White House Report: First Three Years of Obama Will Bring Three Largest Budget Deficits Since World War II

February 1, 2010 - 6:37 PM
The budget tables released by the White House today indicate that the first three years of Obama's presidency—2009, 2010 and 2011—will feature the three largest annual budget deficits (when measured as a percentage of GDP) since World War II.
(CNSNews.com) - The historical budget tables released Monday by the White House along with President Barack Obama’s budget indicate that the first three years of Obama’s presidency—2009, 2010 and 2011—will feature the three largest annual budget deficits (when measured as a percentage of GDP) since World War II.
 
The deficits for 2009, 2010 and 2011 will also be the three largest ever in non-inflation-adjusted dollars. According to the budget tables published by the White House, the 2009 deficit was $1.41 trillion. The 2010 deficit will reach $1.56 trillion and the 2011 deficit will reach $1.27 trillion.
 
When measured as a percent of GDP, according to the White House, the deficit for 2009 was 9.9 percent of GDP, the deficit for 2010 will be 10.6 percent of GDP, and the deficit for 2011 will be 8.3 percent of GDP.

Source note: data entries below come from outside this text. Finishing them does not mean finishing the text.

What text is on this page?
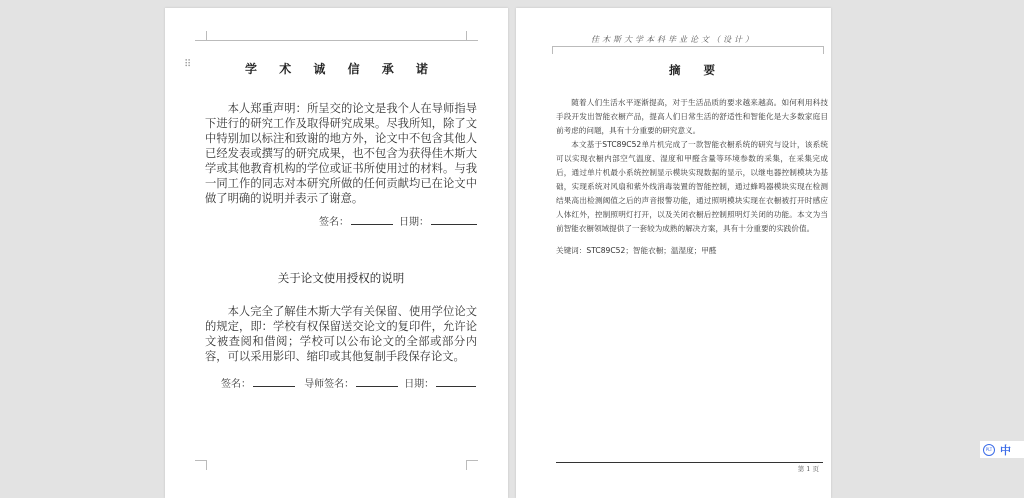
学 术 诚 信 承 诺
本人郑重声明：所呈交的论文是我个人在导师指导下进行的研究工作及取得研究成果。尽我所知，除了文中特别加以标注和致谢的地方外，论文中不包含其他人已经发表或撰写的研究成果，也不包含为获得佳木斯大学或其他教育机构的学位或证书所使用过的材料。与我一同工作的同志对本研究所做的任何贡献均已在论文中做了明确的说明并表示了谢意。
签名：	日期：
关于论文使用授权的说明
本人完全了解佳木斯大学有关保留、使用学位论文的规定，即：学校有权保留送交论文的复印件，允许论文被查阅和借阅；学校可以公布论文的全部或部分内容，可以采用影印、缩印或其他复制手段保存论文。
签名：	导师签名：	日期：
⠿
佳木斯大学本科毕业论文（设计）
摘　　要
随着人们生活水平逐渐提高，对于生活品质的要求越来越高。如何利用科技手段开发出智能衣橱产品，提高人们日常生活的舒适性和智能化是大多数家庭目前考虑的问题，具有十分重要的研究意义。
本文基于STC89C52单片机完成了一款智能衣橱系统的研究与设计，该系统可以实现衣橱内部空气温度、湿度和甲醛含量等环境参数的采集，在采集完成后，通过单片机最小系统控制显示模块实现数据的显示，以继电器控制模块为基础，实现系统对风扇和紫外线消毒装置的智能控制，通过蜂鸣器模块实现在检测结果高出检测阈值之后的声音报警功能，通过照明模块实现在衣橱被打开时感应人体红外，控制照明灯打开，以及关闭衣橱后控制照明灯关闭的功能。本文为当前智能衣橱领域提供了一套较为成熟的解决方案，具有十分重要的实践价值。
关键词：STC89C52；智能衣橱；温湿度；甲醛
第 1 页
PLT 中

From 1946 through 2008, the annual budget deficit never approached 8 percent of GDP. Before Obama, the two highest post-World War II budget deficits as measured by percentage of GDP were immediately after the war in 1946, when the deficit equaled 7.2 percent of GDP and in 1983, when it equaled 6.0 percent.
 
During the Great Depression of the 1930s, the deficit peaked in 1934 at 5.9 percent of GDP. During the 1941-45 period of World War II, the deficit rose as high as 30.3 percent of GDP in 1943.  By 1947, however, the government was running a surplus of 1.7 percent of GDP.